Law School Case Brief
Katz v. Oak Indus., Inc. - 508 A.2d 873 (Del. Ch. 1986)
In order to demonstrate an entitlement to the provisional remedy of a preliminary injunction it is essential that a plaintiff show that it is probable that his claim will be upheld after final hearing; that he faces a risk of irreparable injury before final judgment will be reached in the regular course; and that in balancing the equities and competing hardships that preliminary judicial action may cause or prevent, the balance favors plaintiff.
Plaintiff securities holders filed an application for a preliminary injunction in their action, alleging that an exchange offer and consent solicitation made by defendant Oak Industries, Inc. to holders of various classes of its long-term debt was coercive and constituted a breach of contract. Plaintiff entered into acquisition and stock purchase agreement with an interested buyer.
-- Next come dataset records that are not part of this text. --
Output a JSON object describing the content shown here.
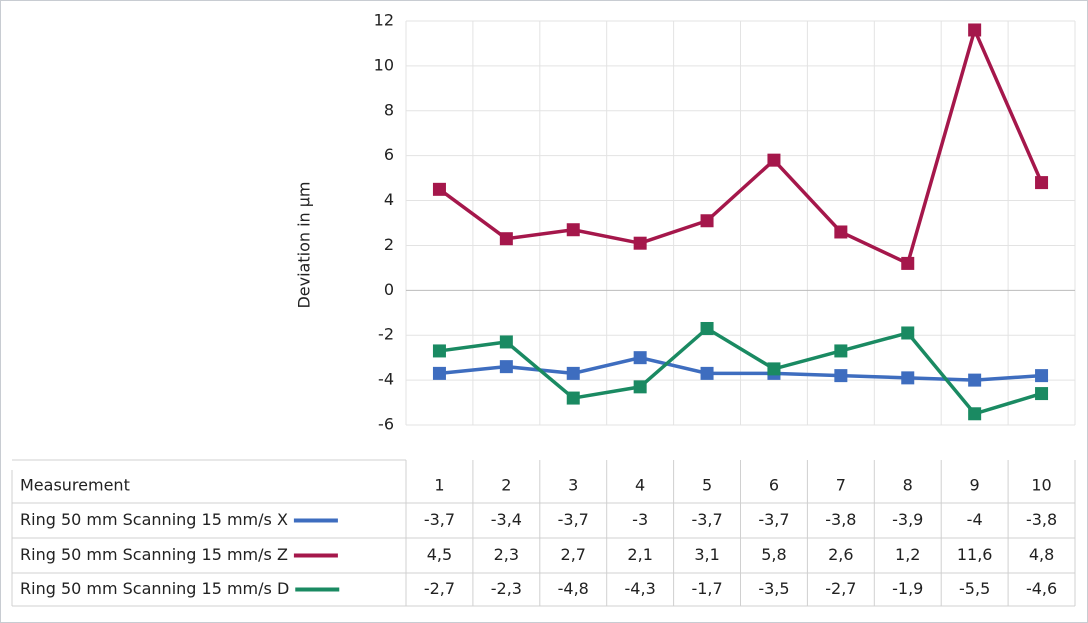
{
  "chart_data": {
    "type": "line",
    "y_label": "Deviation in µm",
    "table_header": "Measurement",
    "categories": [
      "1",
      "2",
      "3",
      "4",
      "5",
      "6",
      "7",
      "8",
      "9",
      "10"
    ],
    "ylim": [
      -6,
      12
    ],
    "yticks": [
      12,
      10,
      8,
      6,
      4,
      2,
      0,
      -2,
      -4,
      -6
    ],
    "grid": true,
    "series": [
      {
        "name": "Ring 50 mm Scanning 15 mm/s X",
        "color": "#3e6dbf",
        "values": [
          -3.7,
          -3.4,
          -3.7,
          -3,
          -3.7,
          -3.7,
          -3.8,
          -3.9,
          -4,
          -3.8
        ],
        "value_labels": [
          "-3,7",
          "-3,4",
          "-3,7",
          "-3",
          "-3,7",
          "-3,7",
          "-3,8",
          "-3,9",
          "-4",
          "-3,8"
        ]
      },
      {
        "name": "Ring 50 mm Scanning 15 mm/s Z",
        "color": "#a5174b",
        "values": [
          4.5,
          2.3,
          2.7,
          2.1,
          3.1,
          5.8,
          2.6,
          1.2,
          11.6,
          4.8
        ],
        "value_labels": [
          "4,5",
          "2,3",
          "2,7",
          "2,1",
          "3,1",
          "5,8",
          "2,6",
          "1,2",
          "11,6",
          "4,8"
        ]
      },
      {
        "name": "Ring 50 mm Scanning 15 mm/s D",
        "color": "#1a8a62",
        "values": [
          -2.7,
          -2.3,
          -4.8,
          -4.3,
          -1.7,
          -3.5,
          -2.7,
          -1.9,
          -5.5,
          -4.6
        ],
        "value_labels": [
          "-2,7",
          "-2,3",
          "-4,8",
          "-4,3",
          "-1,7",
          "-3,5",
          "-2,7",
          "-1,9",
          "-5,5",
          "-4,6"
        ]
      }
    ]
  }
}
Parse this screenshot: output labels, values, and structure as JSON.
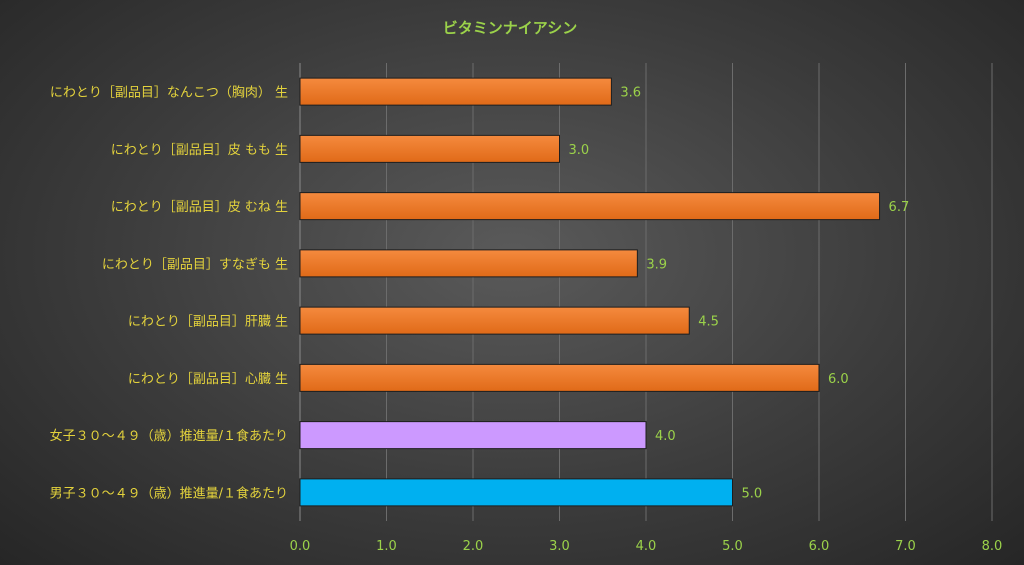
{
  "chart_data": {
    "type": "bar",
    "orientation": "horizontal",
    "title": "ビタミンナイアシン",
    "categories": [
      "にわとり［副品目］なんこつ（胸肉） 生",
      "にわとり［副品目］皮 もも 生",
      "にわとり［副品目］皮 むね 生",
      "にわとり［副品目］すなぎも 生",
      "にわとり［副品目］肝臓 生",
      "にわとり［副品目］心臓 生",
      "女子３０～４９（歳）推進量/１食あたり",
      "男子３０～４９（歳）推進量/１食あたり"
    ],
    "values": [
      3.6,
      3.0,
      6.7,
      3.9,
      4.5,
      6.0,
      4.0,
      5.0
    ],
    "value_labels": [
      "3.6",
      "3.0",
      "6.7",
      "3.9",
      "4.5",
      "6.0",
      "4.0",
      "5.0"
    ],
    "bar_colors": [
      "#f07a2a",
      "#f07a2a",
      "#f07a2a",
      "#f07a2a",
      "#f07a2a",
      "#f07a2a",
      "#cc99ff",
      "#00b0f0"
    ],
    "xlim": [
      0,
      8
    ],
    "x_ticks": [
      "0.0",
      "1.0",
      "2.0",
      "3.0",
      "4.0",
      "5.0",
      "6.0",
      "7.0",
      "8.0"
    ],
    "grid": true,
    "legend": "none"
  }
}
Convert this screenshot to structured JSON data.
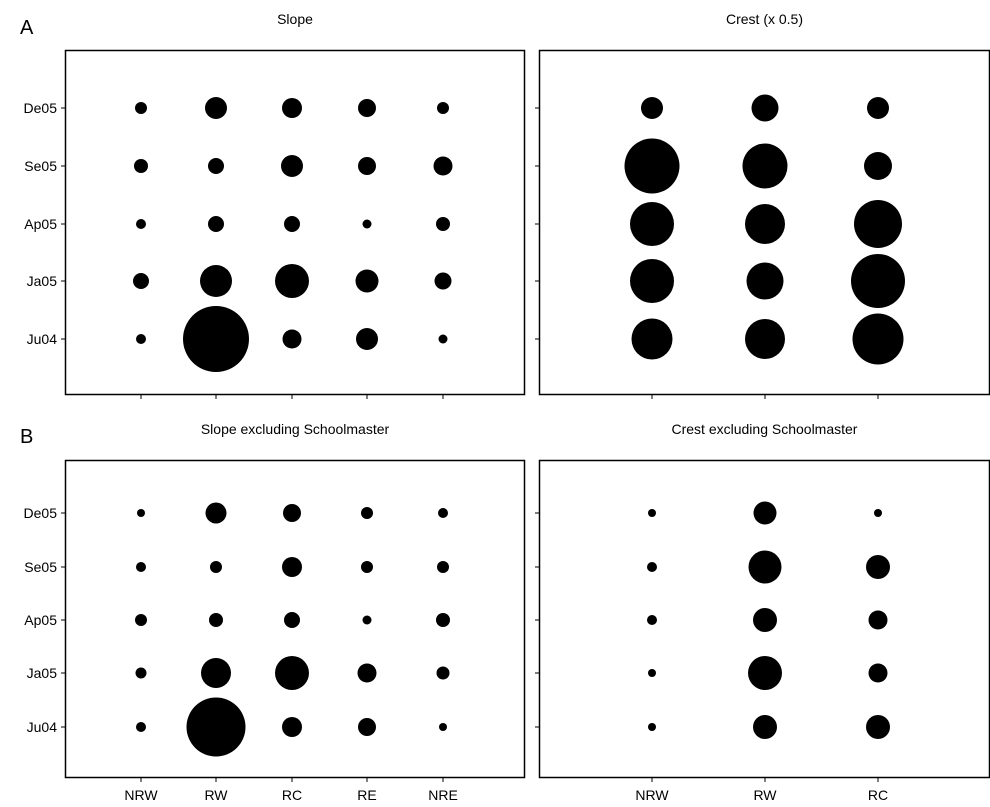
{
  "panel_letters": {
    "a": "A",
    "b": "B"
  },
  "chart_data": [
    {
      "type": "bubble",
      "title": "Slope",
      "x_categories": [
        "NRW",
        "RW",
        "RC",
        "RE",
        "NRE"
      ],
      "y_categories": [
        "De05",
        "Se05",
        "Ap05",
        "Ja05",
        "Ju04"
      ],
      "show_x_labels": false,
      "show_y_labels": true,
      "grid": false,
      "sizes": [
        [
          6,
          11,
          10,
          9,
          6
        ],
        [
          7,
          8,
          11,
          9,
          9.5
        ],
        [
          5,
          8,
          8,
          4.5,
          7
        ],
        [
          8,
          16,
          17,
          11.5,
          8.5
        ],
        [
          5,
          33,
          9.5,
          11,
          4.5
        ]
      ]
    },
    {
      "type": "bubble",
      "title": "Crest (x 0.5)",
      "x_categories": [
        "NRW",
        "RW",
        "RC"
      ],
      "y_categories": [
        "De05",
        "Se05",
        "Ap05",
        "Ja05",
        "Ju04"
      ],
      "show_x_labels": false,
      "show_y_labels": false,
      "grid": false,
      "sizes": [
        [
          11,
          13.5,
          11
        ],
        [
          27.5,
          22.5,
          14
        ],
        [
          22,
          20,
          24
        ],
        [
          22,
          18.5,
          27
        ],
        [
          20.5,
          20,
          25.5
        ]
      ]
    },
    {
      "type": "bubble",
      "title": "Slope excluding Schoolmaster",
      "x_categories": [
        "NRW",
        "RW",
        "RC",
        "RE",
        "NRE"
      ],
      "y_categories": [
        "De05",
        "Se05",
        "Ap05",
        "Ja05",
        "Ju04"
      ],
      "show_x_labels": true,
      "show_y_labels": true,
      "grid": false,
      "sizes": [
        [
          4,
          10.5,
          9,
          6,
          5
        ],
        [
          5,
          6,
          10,
          6,
          6
        ],
        [
          6,
          7,
          8,
          4.5,
          7
        ],
        [
          5.5,
          15,
          17,
          9.5,
          6.5
        ],
        [
          5,
          29.5,
          10,
          9,
          4
        ]
      ]
    },
    {
      "type": "bubble",
      "title": "Crest excluding Schoolmaster",
      "x_categories": [
        "NRW",
        "RW",
        "RC"
      ],
      "y_categories": [
        "De05",
        "Se05",
        "Ap05",
        "Ja05",
        "Ju04"
      ],
      "show_x_labels": true,
      "show_y_labels": false,
      "grid": false,
      "sizes": [
        [
          4,
          11.5,
          4
        ],
        [
          5,
          16.5,
          12
        ],
        [
          5,
          12,
          9.5
        ],
        [
          4,
          17,
          9.5
        ],
        [
          4,
          12,
          12
        ]
      ]
    }
  ]
}
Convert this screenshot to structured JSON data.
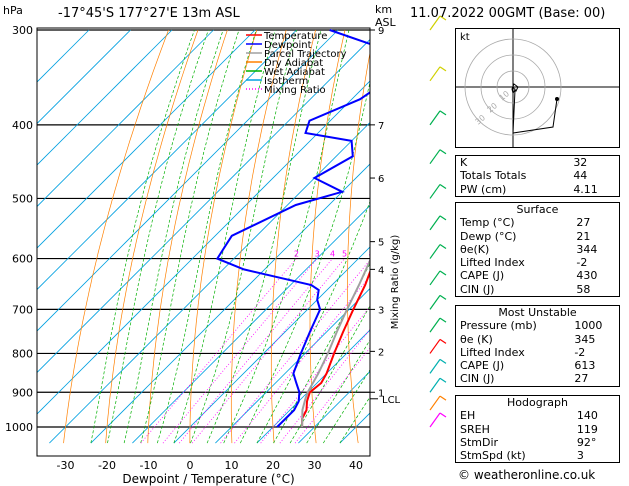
{
  "header": {
    "hpa_label": "hPa",
    "location": "-17°45'S  177°27'E  13m  ASL",
    "km_label": "km",
    "asl_label": "ASL",
    "datetime": "11.07.2022  00GMT  (Base: 00)"
  },
  "chart_data": {
    "type": "skew-t",
    "xlabel": "Dewpoint / Temperature (°C)",
    "ylabel_right": "Mixing Ratio (g/kg)",
    "xlim": [
      -35,
      45
    ],
    "ylim": [
      1050,
      300
    ],
    "pressure_ticks": [
      300,
      400,
      500,
      600,
      700,
      800,
      900,
      1000
    ],
    "temp_ticks": [
      -30,
      -20,
      -10,
      0,
      10,
      20,
      30,
      40
    ],
    "km_ticks": [
      {
        "p": 300,
        "label": "9"
      },
      {
        "p": 400,
        "label": "7"
      },
      {
        "p": 470,
        "label": "6"
      },
      {
        "p": 570,
        "label": "5"
      },
      {
        "p": 620,
        "label": "4"
      },
      {
        "p": 700,
        "label": "3"
      },
      {
        "p": 795,
        "label": "2"
      },
      {
        "p": 900,
        "label": "1"
      }
    ],
    "lcl": {
      "p": 918,
      "label": "LCL"
    },
    "mixing_ratio_labels": [
      "2",
      "3",
      "4",
      "5",
      "8",
      "10",
      "15",
      "20",
      "25"
    ],
    "mixing_ratio_values": [
      2,
      3,
      4,
      5,
      8,
      10,
      15,
      20,
      25
    ],
    "legend": [
      {
        "name": "Temperature",
        "color": "#ff0000",
        "dash": "solid"
      },
      {
        "name": "Dewpoint",
        "color": "#0000ff",
        "dash": "solid"
      },
      {
        "name": "Parcel Trajectory",
        "color": "#a0a0a0",
        "dash": "solid"
      },
      {
        "name": "Dry Adiabat",
        "color": "#ff8000",
        "dash": "solid"
      },
      {
        "name": "Wet Adiabat",
        "color": "#00b000",
        "dash": "solid"
      },
      {
        "name": "Isotherm",
        "color": "#00a0e0",
        "dash": "solid"
      },
      {
        "name": "Mixing Ratio",
        "color": "#ff00ff",
        "dash": "dotted"
      }
    ],
    "series": [
      {
        "name": "Temperature",
        "color": "#ff0000",
        "points": [
          [
            1000,
            27
          ],
          [
            975,
            25
          ],
          [
            950,
            24
          ],
          [
            925,
            22
          ],
          [
            900,
            20.5
          ],
          [
            875,
            21
          ],
          [
            850,
            20
          ],
          [
            800,
            17
          ],
          [
            750,
            14
          ],
          [
            700,
            11
          ],
          [
            650,
            8
          ],
          [
            600,
            4
          ],
          [
            550,
            0
          ],
          [
            500,
            -5
          ],
          [
            450,
            -11
          ],
          [
            400,
            -18
          ],
          [
            350,
            -27
          ],
          [
            300,
            -37
          ]
        ]
      },
      {
        "name": "Dewpoint",
        "color": "#0000ff",
        "points": [
          [
            1000,
            21
          ],
          [
            950,
            21
          ],
          [
            925,
            20
          ],
          [
            900,
            18
          ],
          [
            875,
            15
          ],
          [
            850,
            12
          ],
          [
            800,
            9
          ],
          [
            750,
            6
          ],
          [
            700,
            3
          ],
          [
            680,
            0
          ],
          [
            660,
            -2
          ],
          [
            650,
            -5
          ],
          [
            620,
            -25
          ],
          [
            600,
            -34
          ],
          [
            560,
            -36
          ],
          [
            510,
            -28
          ],
          [
            490,
            -20
          ],
          [
            470,
            -30
          ],
          [
            440,
            -26
          ],
          [
            420,
            -30
          ],
          [
            410,
            -43
          ],
          [
            395,
            -45
          ],
          [
            370,
            -38
          ],
          [
            350,
            -36
          ],
          [
            320,
            -42
          ],
          [
            300,
            -62
          ]
        ]
      },
      {
        "name": "Parcel Trajectory",
        "color": "#a0a0a0",
        "points": [
          [
            1000,
            27
          ],
          [
            950,
            23
          ],
          [
            918,
            21
          ],
          [
            900,
            20
          ],
          [
            850,
            18
          ],
          [
            800,
            15.5
          ],
          [
            750,
            12.5
          ],
          [
            700,
            9.5
          ],
          [
            650,
            6.5
          ],
          [
            600,
            3
          ],
          [
            550,
            -1
          ],
          [
            500,
            -5.5
          ],
          [
            450,
            -10.5
          ],
          [
            400,
            -16.5
          ],
          [
            350,
            -24
          ],
          [
            300,
            -33
          ]
        ]
      }
    ]
  },
  "hodograph": {
    "label": "kt",
    "rings": [
      "10",
      "20",
      "30"
    ]
  },
  "indices": [
    {
      "label": "K",
      "value": "32"
    },
    {
      "label": "Totals Totals",
      "value": "44"
    },
    {
      "label": "PW (cm)",
      "value": "4.11"
    }
  ],
  "surface": {
    "title": "Surface",
    "rows": [
      {
        "label": "Temp (°C)",
        "value": "27"
      },
      {
        "label": "Dewp (°C)",
        "value": "21"
      },
      {
        "label": "θe(K)",
        "value": "344"
      },
      {
        "label": "Lifted Index",
        "value": "-2"
      },
      {
        "label": "CAPE (J)",
        "value": "430"
      },
      {
        "label": "CIN (J)",
        "value": "58"
      }
    ]
  },
  "most_unstable": {
    "title": "Most Unstable",
    "rows": [
      {
        "label": "Pressure (mb)",
        "value": "1000"
      },
      {
        "label": "θe (K)",
        "value": "345"
      },
      {
        "label": "Lifted Index",
        "value": "-2"
      },
      {
        "label": "CAPE (J)",
        "value": "613"
      },
      {
        "label": "CIN (J)",
        "value": "27"
      }
    ]
  },
  "hodograph_table": {
    "title": "Hodograph",
    "rows": [
      {
        "label": "EH",
        "value": "140"
      },
      {
        "label": "SREH",
        "value": "119"
      },
      {
        "label": "StmDir",
        "value": "92°"
      },
      {
        "label": "StmSpd (kt)",
        "value": "3"
      }
    ]
  },
  "credit": "© weatheronline.co.uk"
}
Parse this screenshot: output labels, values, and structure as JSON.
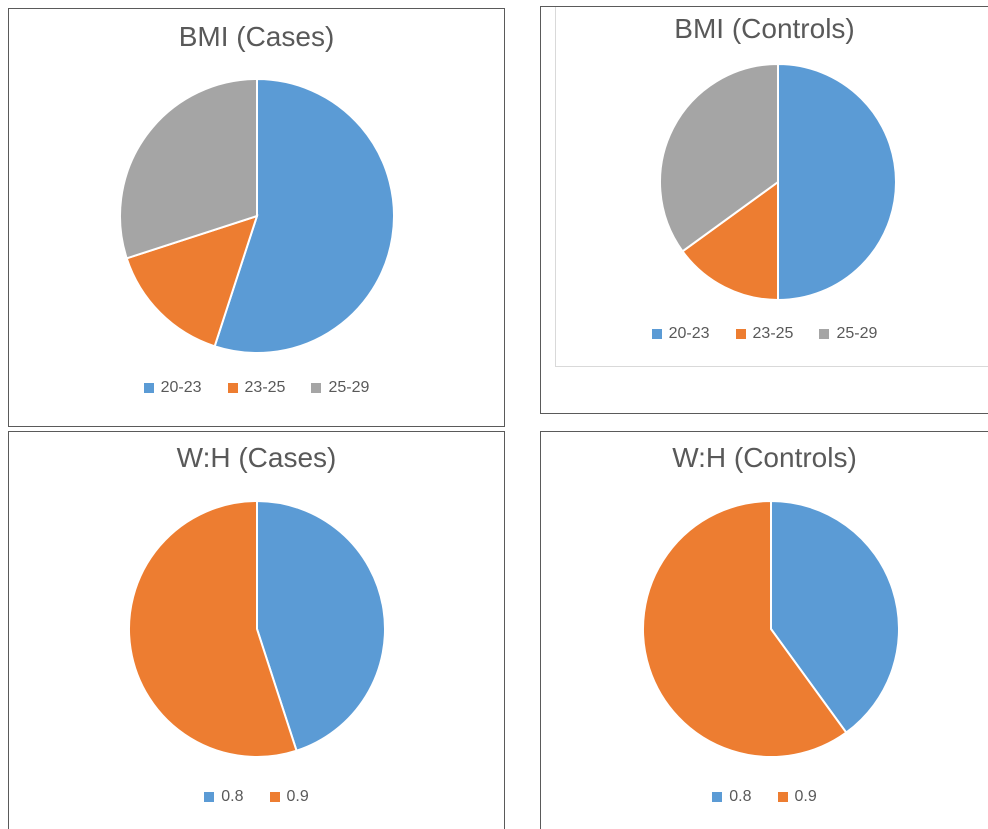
{
  "colors": {
    "s0": "#5b9bd5",
    "s1": "#ed7d31",
    "s2": "#a5a5a5"
  },
  "chart_data": [
    {
      "type": "pie",
      "title": "BMI (Cases)",
      "categories": [
        "20-23",
        "23-25",
        "25-29"
      ],
      "values": [
        55,
        15,
        30
      ],
      "legend": "bottom"
    },
    {
      "type": "pie",
      "title": "BMI (Controls)",
      "categories": [
        "20-23",
        "23-25",
        "25-29"
      ],
      "values": [
        50,
        15,
        35
      ],
      "legend": "bottom"
    },
    {
      "type": "pie",
      "title": "W:H (Cases)",
      "categories": [
        "0.8",
        "0.9"
      ],
      "values": [
        45,
        55
      ],
      "legend": "bottom"
    },
    {
      "type": "pie",
      "title": "W:H (Controls)",
      "categories": [
        "0.8",
        "0.9"
      ],
      "values": [
        40,
        60
      ],
      "legend": "bottom"
    }
  ]
}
The securities holders sought to enjoin the consummation of the exchange offers, contending that they benefitted the common stockholders at the expense of the debt securities holders, forced the exchange of the debt instruments at an unfair price, and forced the debt holders to consent to the elimination of certain protective covenants.
Does the exchange offers made by Oak Industries of its long-term debt securities constitute breach that warrant injunction?
The court held (1) the company did not breach the implied covenant of good faith because its conduct did not violate the reasonable expectations of those who negotiated the indentures on behalf of the securities holders, and (2) injunctive relief was inappropriate because the securities holders failed to demonstrate a likelihood of success on the merits and the company was in perilous financial condition.